Dans Slide Piece (1972-73), l’une des ses plus anciennes oeuvres, James Coleman confronte le spectateur avec la temporalité de la perception. La même diapositive couleur d’une place vide de Milan est projetée répétitivement, accompagnée de différentes descriptions narratives de l’image. Le texte est récité par un narrateur, mais il s’agit de l’agrégat de plusieurs lectures, qui sont parfois contradictoires. Aucune des descriptions ne rend compte de l’image dans sa totalité, c’est seulement en regardant plusieurs fois que l’on commence à comprendre. Coleman conçut Slide Piece comme une œuvre pouvant être réalisée en plusieurs langues telle une sorte de work in progress, soulignant les spécificités culturelles et sociopolitiques du regard et de l’interprétation.

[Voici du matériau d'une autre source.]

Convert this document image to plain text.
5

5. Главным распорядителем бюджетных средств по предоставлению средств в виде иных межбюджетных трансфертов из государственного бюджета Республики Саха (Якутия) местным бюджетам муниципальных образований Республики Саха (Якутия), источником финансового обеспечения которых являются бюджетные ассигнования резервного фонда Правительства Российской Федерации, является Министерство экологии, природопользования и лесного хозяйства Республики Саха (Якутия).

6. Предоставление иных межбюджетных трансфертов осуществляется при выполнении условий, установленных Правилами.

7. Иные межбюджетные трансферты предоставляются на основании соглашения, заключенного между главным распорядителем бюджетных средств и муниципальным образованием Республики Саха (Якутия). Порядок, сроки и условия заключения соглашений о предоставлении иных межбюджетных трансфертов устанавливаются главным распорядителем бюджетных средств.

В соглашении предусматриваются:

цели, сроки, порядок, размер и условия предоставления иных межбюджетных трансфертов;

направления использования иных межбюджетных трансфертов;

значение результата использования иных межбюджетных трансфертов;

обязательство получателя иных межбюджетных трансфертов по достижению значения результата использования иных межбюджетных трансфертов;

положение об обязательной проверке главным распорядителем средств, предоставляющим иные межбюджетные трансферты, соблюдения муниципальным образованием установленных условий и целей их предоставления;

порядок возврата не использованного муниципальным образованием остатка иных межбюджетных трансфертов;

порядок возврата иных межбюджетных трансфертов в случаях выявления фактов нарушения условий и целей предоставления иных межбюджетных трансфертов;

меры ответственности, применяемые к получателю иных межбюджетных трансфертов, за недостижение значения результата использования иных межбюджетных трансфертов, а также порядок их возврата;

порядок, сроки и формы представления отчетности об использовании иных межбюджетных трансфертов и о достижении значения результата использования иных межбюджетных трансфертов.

Similairement à l’œuvre de Coleman, le diaporama de Marcel Broodthaers Bateau tableau (1973) et le film Voyage en mer du Nord (1973-74) temporalisent une image statique. Les deux œuvres sont basées sur la peinture anonyme du 19ème siècle Un tableau représentant le retour d’un bateau de pêche acquis par Broodthaers chez un antiquaire de la rue Jacob. En utilisant une caméra et un appareil photo, Broodthaers assujettit la peinture à son analyse ludique et ironique caractéristique de son travail, se concentrant sur les détails et révélant des éléments normalement cachés. Le film et le diaporama (ou «film-photo» comme Broodthaers avait l’habitude de dire) jouent avec l’opposition entre l’image totale et le fragment, entre l’immobilité et le mouvement, renvoyant le spectateur à sa propre perception.